Value assignment for complete, transitive relation Consider a finite set $A$ and a relation $r$. 
The relation $r$ is complete, i.e., for any $a,b\in A$, we have $arb$ or $bra$ or both.
The relation $r$ is transitive, i.e., for any $a,b,c\in A$, if $arb$ and $brc$, then $arc$.
Show that there exists a function $f:A\rightarrow\mathbb{R}$ such that for any $a,b\in A$, we have $arb$ if and only if $f(a)\geq f(b)$.
I have the intuition that for any $a,b\in A$, if $arb$ but not $bra$, then assign $f(a)>f(b)$. If $arb$ and $bra$, assign $f(a)=f(b)$.
But how to prove that we can assign values for all $a\in A$ without getting a contradiction?
 A: Correct Proof
Define a relation s in A based on the relation r by asb if arb and bra. Then s is an equivalence relation (reflexive, transitive, symmetric) and the set A can be partitioned into equivalence classes $\mathscr A = ${$ A_1, A_2, ... $}. Now define the relation R on these equivalence classes by $A_i R A_j$ if $(a_i \in A_i) r (a_j \in A_j)$. This relation is well defined: if $A_i R A_j$ and $b \in A_i$ then $b r a_i$ and $a_i r a_j$ so $b r a_j$ by the transitivity of r. R is also a total order on the equivalence classes: complete, transitive, antisymmetric (and reflexive). The first two are inherited from r, and antisymmetric by the definition of the equivalence classes.
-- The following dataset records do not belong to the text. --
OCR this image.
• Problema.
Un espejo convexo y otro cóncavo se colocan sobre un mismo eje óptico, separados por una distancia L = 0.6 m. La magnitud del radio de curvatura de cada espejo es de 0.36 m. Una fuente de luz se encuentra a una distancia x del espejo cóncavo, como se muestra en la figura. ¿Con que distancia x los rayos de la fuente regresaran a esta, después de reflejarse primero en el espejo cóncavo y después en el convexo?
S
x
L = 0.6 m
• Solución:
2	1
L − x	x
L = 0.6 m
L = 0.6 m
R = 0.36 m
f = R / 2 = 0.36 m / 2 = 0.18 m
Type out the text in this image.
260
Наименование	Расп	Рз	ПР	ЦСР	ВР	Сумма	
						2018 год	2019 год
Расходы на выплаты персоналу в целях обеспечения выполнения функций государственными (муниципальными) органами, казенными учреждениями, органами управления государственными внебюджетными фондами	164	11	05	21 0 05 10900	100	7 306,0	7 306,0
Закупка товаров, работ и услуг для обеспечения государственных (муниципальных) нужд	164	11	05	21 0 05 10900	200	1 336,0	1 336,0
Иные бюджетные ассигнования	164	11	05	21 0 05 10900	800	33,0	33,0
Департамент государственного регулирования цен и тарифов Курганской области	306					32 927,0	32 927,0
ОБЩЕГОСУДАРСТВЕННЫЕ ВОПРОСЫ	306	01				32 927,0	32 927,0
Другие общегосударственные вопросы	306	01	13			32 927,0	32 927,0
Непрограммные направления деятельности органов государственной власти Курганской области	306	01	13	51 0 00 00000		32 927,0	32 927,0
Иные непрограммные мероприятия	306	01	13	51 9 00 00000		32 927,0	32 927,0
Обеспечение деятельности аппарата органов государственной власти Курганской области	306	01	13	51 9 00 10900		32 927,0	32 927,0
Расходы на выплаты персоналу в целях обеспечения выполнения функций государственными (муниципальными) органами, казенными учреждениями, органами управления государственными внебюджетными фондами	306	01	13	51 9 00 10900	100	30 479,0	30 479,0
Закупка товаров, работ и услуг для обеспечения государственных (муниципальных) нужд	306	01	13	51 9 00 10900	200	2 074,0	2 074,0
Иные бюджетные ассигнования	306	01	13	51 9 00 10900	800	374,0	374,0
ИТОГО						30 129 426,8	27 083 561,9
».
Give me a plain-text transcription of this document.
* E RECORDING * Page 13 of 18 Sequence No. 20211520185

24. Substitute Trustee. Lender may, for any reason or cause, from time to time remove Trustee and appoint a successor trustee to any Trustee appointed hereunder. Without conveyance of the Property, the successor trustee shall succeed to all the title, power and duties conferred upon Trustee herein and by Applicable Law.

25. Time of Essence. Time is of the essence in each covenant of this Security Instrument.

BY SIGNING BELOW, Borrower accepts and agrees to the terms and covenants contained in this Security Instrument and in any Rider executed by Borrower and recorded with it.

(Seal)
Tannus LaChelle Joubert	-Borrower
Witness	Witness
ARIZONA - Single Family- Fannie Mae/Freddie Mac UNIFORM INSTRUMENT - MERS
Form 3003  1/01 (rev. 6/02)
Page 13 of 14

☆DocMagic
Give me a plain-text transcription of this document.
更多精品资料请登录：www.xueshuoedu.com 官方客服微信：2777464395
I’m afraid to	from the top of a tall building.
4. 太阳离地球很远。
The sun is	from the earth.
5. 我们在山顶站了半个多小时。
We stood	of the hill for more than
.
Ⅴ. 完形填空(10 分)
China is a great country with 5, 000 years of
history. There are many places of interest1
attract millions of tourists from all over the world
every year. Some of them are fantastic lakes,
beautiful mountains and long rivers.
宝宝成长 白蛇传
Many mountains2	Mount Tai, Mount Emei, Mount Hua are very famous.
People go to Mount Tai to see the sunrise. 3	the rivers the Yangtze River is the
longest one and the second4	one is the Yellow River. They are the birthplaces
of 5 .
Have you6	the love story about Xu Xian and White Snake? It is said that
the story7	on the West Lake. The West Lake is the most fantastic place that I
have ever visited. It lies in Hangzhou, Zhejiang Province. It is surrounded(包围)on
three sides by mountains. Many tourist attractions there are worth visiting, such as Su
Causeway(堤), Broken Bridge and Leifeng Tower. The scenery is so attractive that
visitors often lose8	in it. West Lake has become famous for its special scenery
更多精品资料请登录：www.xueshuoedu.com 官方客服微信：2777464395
Now, with a finite A, $\mathscr A $ is also finite and can be sequenced (uniquely) as {$A_1, A_2, ...A_m$} where $A_{i+1} R A_i$. Now define the function f by the mapping $f: (a \in A_i)  \rightarrow i$
$(a \in A_i) r (b \in A_j)  \Leftrightarrow A_j R A_i \Leftrightarrow (j = i) $ by the reflexive property of R, or $(i > j)$ by the ordering of $\mathscr  A$, i.e. $arb \Leftrightarrow f(a) \ge f(b)$.
Apologies: this proof I originally gave is not complete.
You can order the set A by the relation r, but not necessarily uniquely and this doesn't matter.
With A being finite with n elements, choose a sequence $(a_1, a_2,  ....a_n)$ where $a_{i+1}ra_i$. You know that you can do this because of completeness and transitivity.
Then let f be the mapping $a_i \rightarrow i$
This original proof shows that if $i > j $ then $a_i r a_j$, but the definition of r allows $a_i r a_j$ and $a_j r a_i$ and in this case $a_j r a_i$ does not give $j \ge i$. The proof fails to consider "equivalent" elements in A, i.e. $a_i r a_j$ and $a_j r a_i$, hence the use of equivalence classes in the correct proof.
A: We can use induction on the size of $A$.
For $|A|=1$, the claim is trivial.
Suppose that any complete transitive relation on $n$ elements can be mapped to $(\Bbb R,\le)$, and let $(A,r)$ have $n+1$ elements.
Now you can proceed in many ways, perhaps the easiest is if we choose a smallest element $a_0$ of $A$, with respect to $r\ $ (such must exist, as $A$ is finite), and then use the induction hypothesis on the $n$ element set $A\setminus\{a_0\}\,$...
Note that we could equally well used $\Bbb Z$ or $\Bbb N$ in this construction instead of $\Bbb R$ as the codomain of $f$.